Avant de transmettre un mandat européen d'obtention de preuves, l'autorité d'émission devrait déterminer si les objets, les documents ou les données peuvent être obtenus en vertu du droit de l'État d'émission dans le cadre d'une procédure comparable s'ils étaient disponibles sur le territoire de l'État d'émission, même si des mesures de procédure différentes devaient être prises.

Le mandat européen d'obtention de preuves serait transmis à un État membre lorsque l'autorité compétente de l'État d'émission serait fondée à croire que les objets, documents ou données concernés se trouvent sur le territoire du premier ou, dans le cas de données électroniques, seraient directement accessibles selon le droit de l'État d'exécution.

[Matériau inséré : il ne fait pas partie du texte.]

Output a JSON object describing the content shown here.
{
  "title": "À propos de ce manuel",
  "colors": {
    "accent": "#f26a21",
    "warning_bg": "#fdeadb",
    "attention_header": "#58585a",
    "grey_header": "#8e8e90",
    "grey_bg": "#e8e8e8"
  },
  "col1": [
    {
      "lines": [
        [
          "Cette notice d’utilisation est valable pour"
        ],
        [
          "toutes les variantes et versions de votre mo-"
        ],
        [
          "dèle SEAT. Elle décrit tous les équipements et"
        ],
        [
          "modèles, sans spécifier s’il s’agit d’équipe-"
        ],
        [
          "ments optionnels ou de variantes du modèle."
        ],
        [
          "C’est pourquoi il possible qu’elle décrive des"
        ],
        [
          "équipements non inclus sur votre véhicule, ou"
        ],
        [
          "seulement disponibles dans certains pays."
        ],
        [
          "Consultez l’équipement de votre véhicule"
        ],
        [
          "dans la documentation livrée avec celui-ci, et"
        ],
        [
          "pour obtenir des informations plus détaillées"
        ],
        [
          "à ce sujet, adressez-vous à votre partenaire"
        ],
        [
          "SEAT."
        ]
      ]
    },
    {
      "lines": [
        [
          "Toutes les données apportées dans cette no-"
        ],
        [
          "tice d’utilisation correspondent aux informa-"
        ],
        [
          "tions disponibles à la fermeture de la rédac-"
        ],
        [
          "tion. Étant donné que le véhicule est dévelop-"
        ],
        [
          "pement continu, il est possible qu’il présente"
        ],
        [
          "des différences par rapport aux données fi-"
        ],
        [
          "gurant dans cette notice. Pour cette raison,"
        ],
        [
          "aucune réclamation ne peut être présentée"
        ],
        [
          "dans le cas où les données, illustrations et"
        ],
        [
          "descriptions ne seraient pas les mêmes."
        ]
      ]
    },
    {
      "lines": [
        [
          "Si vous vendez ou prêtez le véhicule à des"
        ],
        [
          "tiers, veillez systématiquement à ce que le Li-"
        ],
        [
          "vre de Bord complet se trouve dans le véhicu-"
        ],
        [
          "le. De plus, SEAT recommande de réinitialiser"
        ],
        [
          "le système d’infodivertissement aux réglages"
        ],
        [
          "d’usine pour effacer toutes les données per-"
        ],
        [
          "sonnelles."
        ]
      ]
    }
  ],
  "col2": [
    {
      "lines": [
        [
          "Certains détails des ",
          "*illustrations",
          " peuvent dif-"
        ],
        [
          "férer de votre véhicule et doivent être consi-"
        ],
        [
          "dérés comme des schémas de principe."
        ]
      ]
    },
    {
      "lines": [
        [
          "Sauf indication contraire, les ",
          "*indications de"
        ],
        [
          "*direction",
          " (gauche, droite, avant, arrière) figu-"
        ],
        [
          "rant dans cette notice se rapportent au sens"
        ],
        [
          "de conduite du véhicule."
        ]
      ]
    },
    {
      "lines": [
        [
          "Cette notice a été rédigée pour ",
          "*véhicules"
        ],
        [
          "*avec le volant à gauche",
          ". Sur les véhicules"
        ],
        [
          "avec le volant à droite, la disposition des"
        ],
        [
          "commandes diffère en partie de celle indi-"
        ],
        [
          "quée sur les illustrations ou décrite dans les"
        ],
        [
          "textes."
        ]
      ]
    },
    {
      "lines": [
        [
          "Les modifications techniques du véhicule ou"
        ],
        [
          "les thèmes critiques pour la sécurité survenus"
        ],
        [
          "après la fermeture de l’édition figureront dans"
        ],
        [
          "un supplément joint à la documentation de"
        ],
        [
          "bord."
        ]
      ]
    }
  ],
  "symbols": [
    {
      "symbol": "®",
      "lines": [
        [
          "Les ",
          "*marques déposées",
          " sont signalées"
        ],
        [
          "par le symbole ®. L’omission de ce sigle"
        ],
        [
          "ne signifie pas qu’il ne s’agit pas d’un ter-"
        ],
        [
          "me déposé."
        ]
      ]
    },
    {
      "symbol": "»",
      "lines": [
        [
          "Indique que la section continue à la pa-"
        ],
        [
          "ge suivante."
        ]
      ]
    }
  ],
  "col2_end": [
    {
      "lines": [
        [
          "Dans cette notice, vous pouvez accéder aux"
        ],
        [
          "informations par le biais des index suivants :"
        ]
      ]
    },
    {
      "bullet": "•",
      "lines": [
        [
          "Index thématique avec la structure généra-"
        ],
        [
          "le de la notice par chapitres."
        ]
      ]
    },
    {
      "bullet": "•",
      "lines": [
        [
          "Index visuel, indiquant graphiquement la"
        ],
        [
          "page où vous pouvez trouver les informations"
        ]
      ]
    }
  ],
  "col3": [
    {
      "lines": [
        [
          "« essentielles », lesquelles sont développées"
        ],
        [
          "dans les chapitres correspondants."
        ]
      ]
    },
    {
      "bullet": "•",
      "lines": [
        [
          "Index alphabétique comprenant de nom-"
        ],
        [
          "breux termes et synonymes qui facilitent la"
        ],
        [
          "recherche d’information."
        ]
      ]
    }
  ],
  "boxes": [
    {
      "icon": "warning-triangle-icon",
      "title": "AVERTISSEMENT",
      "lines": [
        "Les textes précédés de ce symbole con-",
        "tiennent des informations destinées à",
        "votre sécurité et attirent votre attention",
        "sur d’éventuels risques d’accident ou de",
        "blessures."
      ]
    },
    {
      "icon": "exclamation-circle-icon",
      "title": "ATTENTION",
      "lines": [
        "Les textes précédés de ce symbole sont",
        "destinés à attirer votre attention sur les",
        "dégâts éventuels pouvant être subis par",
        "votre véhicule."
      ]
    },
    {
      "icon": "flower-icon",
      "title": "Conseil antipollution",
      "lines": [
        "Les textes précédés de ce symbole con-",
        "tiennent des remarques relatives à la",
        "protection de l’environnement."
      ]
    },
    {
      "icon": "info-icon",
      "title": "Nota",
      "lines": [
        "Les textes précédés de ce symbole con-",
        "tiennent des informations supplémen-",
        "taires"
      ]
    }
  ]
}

Reconnaissance et exécution du mandat européen d'obtention de preuves : en vertu de l’accord global du Conseil, l'autorité d'exécution reconnaîtrait tout mandat européen d'obtention de preuves transmis conformément aux dispositions prévues par le texte, sans qu'aucune autre formalité ne soit requise, et prendrait les mesures nécessaires pour qu'il soit exécuté, à moins que cette autorité ne décide de se prévaloir de l'un des motifs de non-reconnaissance ou de non-exécution ou de l'un des motifs de report énoncé dans le texte. En principe, toute décision de refus de reconnaissance ou d'exécution devra être prise dès que possible et, au plus tard 30 jours après la réception du mandat européen d'obtention de preuves par l'autorité d'exécution compétente. Sauf s'il existe des motifs de report ou si elle dispose déjà des objets, documents ou données recherchés, l'autorité d'exécution exécuterait, en général, le mandat européen d'obtention de preuves sans tarder et, au plus tard dans les 60 jours après avoir reçu le mandat européen d'obtention de preuves.

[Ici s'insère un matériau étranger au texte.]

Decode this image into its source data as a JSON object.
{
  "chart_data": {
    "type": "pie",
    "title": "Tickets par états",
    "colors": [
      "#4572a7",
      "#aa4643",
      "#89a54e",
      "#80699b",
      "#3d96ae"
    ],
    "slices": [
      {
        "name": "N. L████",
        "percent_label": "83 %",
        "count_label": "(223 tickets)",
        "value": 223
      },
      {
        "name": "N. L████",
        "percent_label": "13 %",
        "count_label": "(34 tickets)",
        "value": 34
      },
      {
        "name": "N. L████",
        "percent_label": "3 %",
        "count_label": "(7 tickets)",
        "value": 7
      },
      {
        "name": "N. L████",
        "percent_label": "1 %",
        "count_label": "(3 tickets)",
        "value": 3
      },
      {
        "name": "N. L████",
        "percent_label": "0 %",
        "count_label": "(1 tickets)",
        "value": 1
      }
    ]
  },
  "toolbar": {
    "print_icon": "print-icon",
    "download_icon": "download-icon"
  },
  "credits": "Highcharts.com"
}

Motifs de non-reconnaissance et de non-exécution du mandat européen d'obtention de preuves :

  • Territorialité : la proposition initiale de la Commission ne prévoyait pas de clause de territorialité. Le Conseil a cependant décidé d'inclure cette clause lors de sa session de février 2005. La solution retenue dans le texte de compromis limite le champ d'application de ce motif de refus aux cas où l'infraction considérée a été commise en tout ou en partie sur le territoire de l'État d'exécution, la décision de refuser le mandat devant toutefois être prise à titre exceptionnel et au cas par cas.

Lorsqu'une autorité compétente envisage de se prévaloir de la territorialité comme motif de refus d'un mandat européen d'obtention de preuves, elle consultera EUROJUST avant de prendre sa décision. Si l'autorité compétente ne souscrit pas à l'avis d'EUROJUST, les États membres veilleront à ce qu'elle motive sa décision et à ce que le Conseil en soit informé.

  • Double incrimination : en ce qui concerne la définition des infractions, la proposition prévoit que, pour 32 catégories d'infractions, l'État d'exécution ne peut invoquer la double incrimination pour refuser d'exécuter un mandat européen d'obtention de preuves si l'infraction en question est punie dans l'État d'émission d'une peine d'emprisonnement d'au moins 3 ans. Cette approche est conforme à celle adoptée pour des instruments antérieurs tels que ceux concernant le mandat d'arrêt européen, les décisions de gel, les sanctions financières ou le projet de texte relatif aux décisions de confiscation.

Toutefois, l'Allemagne pourrait, au moyen d'une déclaration, se réserver le droit de subordonner l'exécution d'un mandat européen d'obtention de preuves au contrôle de la double incrimination dans les cas qui concernent le terrorisme, la cybercriminalité, le racisme et la xénophobie, le sabotage, le racket, l'extorsion de fonds et l'escroquerie, s'il est nécessaire d'opérer une perquisition ou une saisie pour exécuter le mandat, à moins que l'autorité d'émission ait déclaré qu'en vertu du droit de l'État d'émission, l'infraction concernée répond aux critères décrits dans la déclaration.

Les dispositions relatives à la territorialité et à la possibilité dont dispose l'Allemagne de déroger à la définition des infractions seront réexaminées par le Conseil au plus tard 5 ans après l'entrée en vigueur de la décision-cadre.

Les instances préparatoires du Conseil mettront au point le formulaire requis de mandat européen d'obtention de preuves ainsi que les considérants de l'acte afin que celui-ci soit adopté dès que possible.